NGS Generic Pipelines
Return to the main page of Next Generation Sequencing
Contents
Overview of NGS Pipeline
In general, any NGS tasks consist of 5 main steps. The focus of NBIC NGS platform collaborative effort is at the step 3, 4, and 5.
1, Sample preparation
Lab workers need to select and culture the biological samples that will be used as the NGS study materials.
2, Machine sequencing
Run the sequencer machines.
3, Quality control
After reads are produced, we should do a quick check to determine whether the task is successful and remove faulty reads as much as possible. Typical tasks of this step includes:
- Unique: (To be extended)
- Barcode: (To be extended)
- Linker edit: (To be extended)
- Check contamination: If some reads match to a certain organism (e.g., a bacteria) that is not part of the study, it is possible that the sample is contaminated by this organism.
- QC bases, e.g., read and trim: (To be extended)

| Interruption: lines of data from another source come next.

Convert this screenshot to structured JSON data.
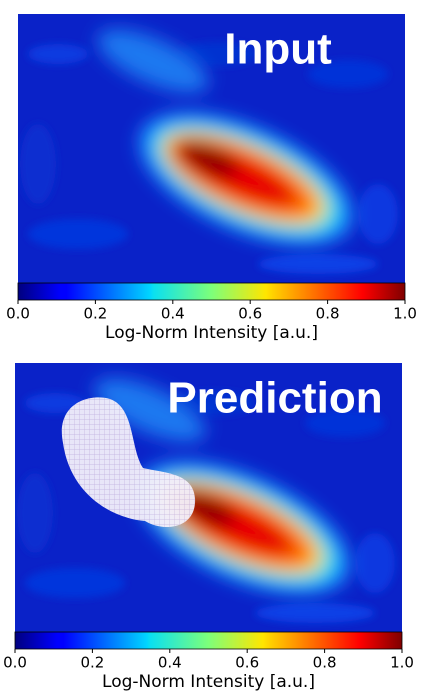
{
  "chart_data": [
    {
      "type": "heatmap",
      "title": "Input",
      "xlabel": "Log-Norm Intensity [a.u.]",
      "xlim": [
        0,
        1
      ],
      "xticks": [
        {
          "value": 0,
          "label": "0.0"
        },
        0.2,
        0.4,
        0.6,
        0.8,
        {
          "value": 1,
          "label": "1.0"
        }
      ]
    },
    {
      "type": "heatmap",
      "title": "Prediction",
      "xlabel": "Log-Norm Intensity [a.u.]",
      "xlim": [
        0,
        1
      ],
      "xticks": [
        {
          "value": 0,
          "label": "0.0"
        },
        0.2,
        0.4,
        0.6,
        0.8,
        {
          "value": 1,
          "label": "1.0"
        }
      ]
    }
  ]
}
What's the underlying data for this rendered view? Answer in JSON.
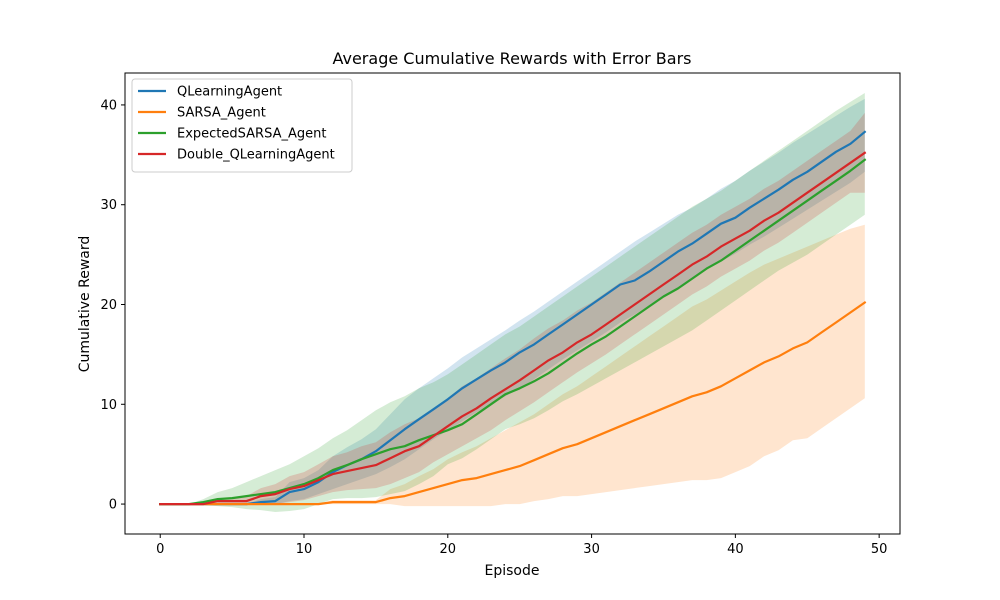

- Deal with "N" reads: E.g., change all "N" (unknown) bases to "A".
4, Assembly or alignment
Depending on the purpose, we either perform a de-novo assembly task or an alignment/mapping task. Refer to the generic pipelines presented below.
5, Analysis and reporting
Resulted Genome, Gene sequences, SNP, Indel, or other statistical reports are provided.
NBIC NGS Alignment Pipeline
Possible tools and formats to be included:
- EMC Bioinformatics group (Stephan Nouwens) is using an Illumina infrastructure: GApipeline + Casava for SNP calling.
- GApipeline: Input as FastQ; Output as scarf
- CASAVA: Input as scarf; Output as Illumina build ( only viewable in genome studio a commercial software Illumina)
NBIC NGS De-novo Assembly Pipeline
Reporting and visualization
The requirements on result analysis and reporting are very diverse and end-user specific. We will look into it in more details.
We will look into the possibility of having a local UCSC browser. It could be nicely integrated with Galaxy server. As Wilfred pointed out in the meeting, a good user interface is crucial and we could learn useful tips from CLC Bio. We will look into customizing the Galaxy and UCSC browser interface.
Common platform
All NGS pipelines are shared via the NBIC Galaxy Server.